During one pivotal scene in the movie, the gang , now in Missouri, is parked by a
lake, down a deserted road while Clyde goes out into the woods to relieve himself. Not
knowing that they are being followed by Texas Ranger Capt. Frank Hamer (played by
Denver Pyle), Clyde shoots the gun out of his hand when he is about to fire at them. They
capture the Ranger and handcuff him with his own handcuffs. Bonnie suggests that the
humiliate him by taking his picture with the Barrow Gang, this way all of his friends will
know that he was captured and that they were “just as nice as pie” to him. Bonnie puts
her arm around the Ranger, coyly strokes his mustache, and then she posses for Buck to
take the picture while she puckers up and kisses Hamer on the lips. Hamer spits in her
face with disgust, and Clyde almost drowns Hamer in anger, but then sets him adrift into
the lake in a rowboat while he is still handcuffed. This scene is especially important
because it shows the arrogant rebellion of both women and the youth in America, during
the 1960’s. Bonnie shows that she is not afraid of the system and attempts to portrait
herself to the public as the benevolent one. She also attempts to degrade the system for
trying to take control and castigation over her life, one theme that was also very prevalent
with the women’s and youth movements of the 1960’s. She shows the Texas Ranger that
she is a liberated women who is free to taunt male authority. She is a radical women, like
many of the women in the 1960’s who were disgusted with the system for attempting to
repress their sexual and political expressions.
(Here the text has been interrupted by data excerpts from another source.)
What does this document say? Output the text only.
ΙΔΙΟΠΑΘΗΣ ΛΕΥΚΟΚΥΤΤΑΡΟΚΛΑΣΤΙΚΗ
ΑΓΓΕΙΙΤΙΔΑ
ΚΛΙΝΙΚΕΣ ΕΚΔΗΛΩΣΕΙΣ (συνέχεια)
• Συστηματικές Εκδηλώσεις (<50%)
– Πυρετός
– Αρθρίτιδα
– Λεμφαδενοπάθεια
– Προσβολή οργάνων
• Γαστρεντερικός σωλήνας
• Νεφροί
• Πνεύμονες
During their temporary rest from police chase, Bonnie writes a poem about her
adventures with Clyde, called The Story of Bonnie and Clyde. The novice, melodramatic
poem, which Clyde sends into a newspaper to be published, compares their gang to the
Jessie James gang. It depicts them as a pair of sympathetic, modern day folk heroes with a
“Robin Hood” cause that is at odds with an amoral society. In light of the 1960’s
mindless violence, the film rang true and gave a logical explanation that the criminal was
the product of a warped government and society. With her poem, Bonnie established
Bonnie and Clyde as a modern day myth, on that so perfectly foretold their demise. Clyde
promised that he would give Bonnie the opportunity “to be somebody” and she gave him a
legacy in return.

Although there aren’t any direct religious symbols in Bonnie &Clyde, it is
interesting to note that before the end of the film, she picks a piece of fruit out of the bag
she has just bought, takes a bite and gives the rest to Clyde. In the following scene,
Bonnie and Clyde are ambushed by Texas Ranger Hamer and local law enforcement and
shot multiple times, ultimately causing their deaths.. This is the second time that we see
Bonnie in the role of Eve and Clyde as Adam. The first time she “tempted” him was when
she first met him and dared him to use his gun. This act lead to the crime spree that would
follow, ultimately foreshadowing their inescapable death. The second act of “temptation”,
by Bonnie to Clyde, imminently foreshadows the death of the pair. This gives the viewer
the impression that it is Bonnie who controlled their destiny, she is the one who uses her
seductively to gain power.

In conclusion, it is obvious to argue that genre ideology had undergone immense
change from the 1930’s when The Public Enemy was released to the 1960’s when Bonnie
& Clyde first premiered on the big screen. The female roles in The Public Enemy were
stereotypical of the roles handed to women in the 1930’s and also conveyed the zeitgeist
of society. During the 1960’s, as indicated by Bonnie & Clyde, there was the emergence
of the women’s role as a central character of the plot, one who was just as capable and
omnipotent as the male lead character. She was a character that would not be controlled
by society’s norms or be held captive to male authority. It is safe to say that Bonnie &
Clyde, helped redefined the role for women in crime and action films. Many recent films,
such as Basic Instinct (Paul Verhoeven 1992), Natural Born Killers (Oliver Stone 1993),
and The Long Kiss Goodnight (Renny Harlin 1996), have emulated the strong, seductive
leading role that Bonnie & Clyde helped define. It also helped further that idea that
women can hold their own in the crime film genre, both in the box office and by public
opinion, and through its innovation may have supported the production of such preceding
all-women crime films such as Thelma & Louise (Ridley Scott 1991), Set It Off (F. Gary
Gray 1996) and Bound (The Wachowski Brothers 1996).